Such is our craving for homegrown success that any half-decent British movie released since 1997 has immediately been dubbed "The next "Full Monty"".
For once, though, "Calendar Girls" - inspired by the true story of the Yorkshire housewives who posed nude for an alternative Women's Institute calendar - lives up to that description.
Not only does Nigel Cole's film emulate "Monty" by having a group of unlikely people taking their clothes off. It also boasts the same winning blend of earthy humour and familiar faces behaving disgracefully.
Helen Mirren and Julie Walters star as Chris and Annie, two bored WI members spurred into action when the latter's husband (John Alderton) dies of leukaemia.
To raise money for the hospital where he was treated, the women persuade their pals to strip for a saucy charity calendar. Though initially reluctant ("No front bottoms!" begs one), the ladies agree, unwittingly creating an international phenomenon which plunges them into the media
Scriptwriters Juliette Towhidi and Tim Firth have fun milking the genial bemusement of the women's husbands, the embarrassment of Chris's teenage son, and the horrified outrage of the WI council, represented by a prim Geraldine James.
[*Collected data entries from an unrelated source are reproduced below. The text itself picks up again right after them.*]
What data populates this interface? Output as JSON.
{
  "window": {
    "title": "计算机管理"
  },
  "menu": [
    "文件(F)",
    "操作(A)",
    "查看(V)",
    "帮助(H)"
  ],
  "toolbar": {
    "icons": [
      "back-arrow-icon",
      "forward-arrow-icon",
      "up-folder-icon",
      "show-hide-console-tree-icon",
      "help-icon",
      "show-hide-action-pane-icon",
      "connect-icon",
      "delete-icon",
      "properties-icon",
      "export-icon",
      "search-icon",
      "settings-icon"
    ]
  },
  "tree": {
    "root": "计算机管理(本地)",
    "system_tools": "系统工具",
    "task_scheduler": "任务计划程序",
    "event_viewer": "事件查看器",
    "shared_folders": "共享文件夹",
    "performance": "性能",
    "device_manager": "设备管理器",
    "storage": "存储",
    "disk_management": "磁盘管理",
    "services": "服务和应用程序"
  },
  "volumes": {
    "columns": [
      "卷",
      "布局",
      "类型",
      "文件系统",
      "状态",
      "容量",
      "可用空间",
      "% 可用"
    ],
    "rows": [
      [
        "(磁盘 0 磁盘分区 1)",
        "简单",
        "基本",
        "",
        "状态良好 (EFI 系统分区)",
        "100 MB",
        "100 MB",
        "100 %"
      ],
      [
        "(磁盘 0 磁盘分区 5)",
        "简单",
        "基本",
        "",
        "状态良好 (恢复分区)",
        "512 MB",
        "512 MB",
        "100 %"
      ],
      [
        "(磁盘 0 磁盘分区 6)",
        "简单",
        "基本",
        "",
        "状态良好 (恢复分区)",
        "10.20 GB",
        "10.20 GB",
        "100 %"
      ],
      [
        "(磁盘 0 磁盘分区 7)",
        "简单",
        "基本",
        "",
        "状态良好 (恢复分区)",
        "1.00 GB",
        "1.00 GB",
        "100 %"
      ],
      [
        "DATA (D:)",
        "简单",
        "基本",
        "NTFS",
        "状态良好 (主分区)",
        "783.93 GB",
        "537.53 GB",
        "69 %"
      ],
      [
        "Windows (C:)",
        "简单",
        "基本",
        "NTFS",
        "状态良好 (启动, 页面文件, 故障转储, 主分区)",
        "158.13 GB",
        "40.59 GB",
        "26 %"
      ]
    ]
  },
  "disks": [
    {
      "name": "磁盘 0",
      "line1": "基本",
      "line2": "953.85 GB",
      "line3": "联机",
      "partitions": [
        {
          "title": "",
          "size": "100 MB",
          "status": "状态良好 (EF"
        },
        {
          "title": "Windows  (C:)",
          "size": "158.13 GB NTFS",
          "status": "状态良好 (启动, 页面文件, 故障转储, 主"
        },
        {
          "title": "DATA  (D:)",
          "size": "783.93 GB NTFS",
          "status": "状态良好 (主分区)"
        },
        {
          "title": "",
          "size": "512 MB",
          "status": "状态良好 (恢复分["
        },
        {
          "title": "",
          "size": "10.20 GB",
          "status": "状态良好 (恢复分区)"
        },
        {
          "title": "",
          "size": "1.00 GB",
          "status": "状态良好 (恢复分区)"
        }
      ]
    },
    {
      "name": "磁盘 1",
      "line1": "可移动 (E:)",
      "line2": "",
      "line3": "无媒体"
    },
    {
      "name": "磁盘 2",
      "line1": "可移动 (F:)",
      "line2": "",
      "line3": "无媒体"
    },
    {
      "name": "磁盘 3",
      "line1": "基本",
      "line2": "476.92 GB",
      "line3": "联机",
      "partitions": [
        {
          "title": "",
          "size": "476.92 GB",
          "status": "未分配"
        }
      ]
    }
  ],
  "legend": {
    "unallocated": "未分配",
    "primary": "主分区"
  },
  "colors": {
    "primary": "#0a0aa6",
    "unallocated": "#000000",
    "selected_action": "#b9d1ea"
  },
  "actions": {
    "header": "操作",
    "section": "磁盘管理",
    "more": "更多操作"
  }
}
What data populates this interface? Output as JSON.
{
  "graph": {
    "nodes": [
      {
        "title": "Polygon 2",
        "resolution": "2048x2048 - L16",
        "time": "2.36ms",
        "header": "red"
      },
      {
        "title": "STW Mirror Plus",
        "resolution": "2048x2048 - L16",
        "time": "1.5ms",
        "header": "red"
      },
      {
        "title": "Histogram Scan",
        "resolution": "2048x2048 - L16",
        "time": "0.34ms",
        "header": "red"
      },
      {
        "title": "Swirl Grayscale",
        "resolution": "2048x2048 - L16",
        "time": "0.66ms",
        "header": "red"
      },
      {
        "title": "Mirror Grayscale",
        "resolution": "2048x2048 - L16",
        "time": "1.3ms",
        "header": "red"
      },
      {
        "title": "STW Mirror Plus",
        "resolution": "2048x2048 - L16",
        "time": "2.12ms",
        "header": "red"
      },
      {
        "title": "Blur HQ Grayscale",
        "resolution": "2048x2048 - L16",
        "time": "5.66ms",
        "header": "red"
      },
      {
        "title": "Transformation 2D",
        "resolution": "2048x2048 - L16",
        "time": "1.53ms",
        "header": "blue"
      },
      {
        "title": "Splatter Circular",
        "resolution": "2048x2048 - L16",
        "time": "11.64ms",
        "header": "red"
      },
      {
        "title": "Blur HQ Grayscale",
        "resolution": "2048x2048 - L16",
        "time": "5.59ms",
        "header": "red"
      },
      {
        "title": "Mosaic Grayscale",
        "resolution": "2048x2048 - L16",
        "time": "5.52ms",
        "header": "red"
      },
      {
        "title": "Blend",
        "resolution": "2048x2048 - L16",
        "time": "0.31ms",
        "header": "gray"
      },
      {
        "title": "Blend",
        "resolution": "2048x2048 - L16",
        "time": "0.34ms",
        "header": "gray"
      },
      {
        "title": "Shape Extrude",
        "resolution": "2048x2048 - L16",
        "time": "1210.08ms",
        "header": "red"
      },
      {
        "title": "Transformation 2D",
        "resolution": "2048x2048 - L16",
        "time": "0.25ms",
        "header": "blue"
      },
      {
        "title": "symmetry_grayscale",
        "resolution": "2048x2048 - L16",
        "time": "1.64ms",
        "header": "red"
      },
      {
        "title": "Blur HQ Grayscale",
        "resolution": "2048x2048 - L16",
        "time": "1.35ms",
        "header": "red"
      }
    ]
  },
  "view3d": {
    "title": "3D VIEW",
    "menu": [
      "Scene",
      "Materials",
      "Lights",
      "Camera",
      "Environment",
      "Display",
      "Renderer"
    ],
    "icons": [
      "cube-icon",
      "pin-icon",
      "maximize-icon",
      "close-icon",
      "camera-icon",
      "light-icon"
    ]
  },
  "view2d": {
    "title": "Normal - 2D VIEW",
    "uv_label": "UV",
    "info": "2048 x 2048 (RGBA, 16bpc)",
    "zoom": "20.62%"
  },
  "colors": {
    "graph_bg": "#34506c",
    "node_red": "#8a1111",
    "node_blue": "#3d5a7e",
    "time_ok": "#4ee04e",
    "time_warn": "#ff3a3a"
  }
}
Only in the later stages, which find Chris, Annie et al whisked off to Hollywood, does Cole lose his footing in his earnest attempts to wring pathos from his featherlight story.
For the most part, though, "Calendar Girls" is a delight, full of great one-liners, quirky character-based comedy, and two excellent lead performances from Mirren and Walters.
"Calendar Girls" is out now in London and released nationwide on the 12th September 2003.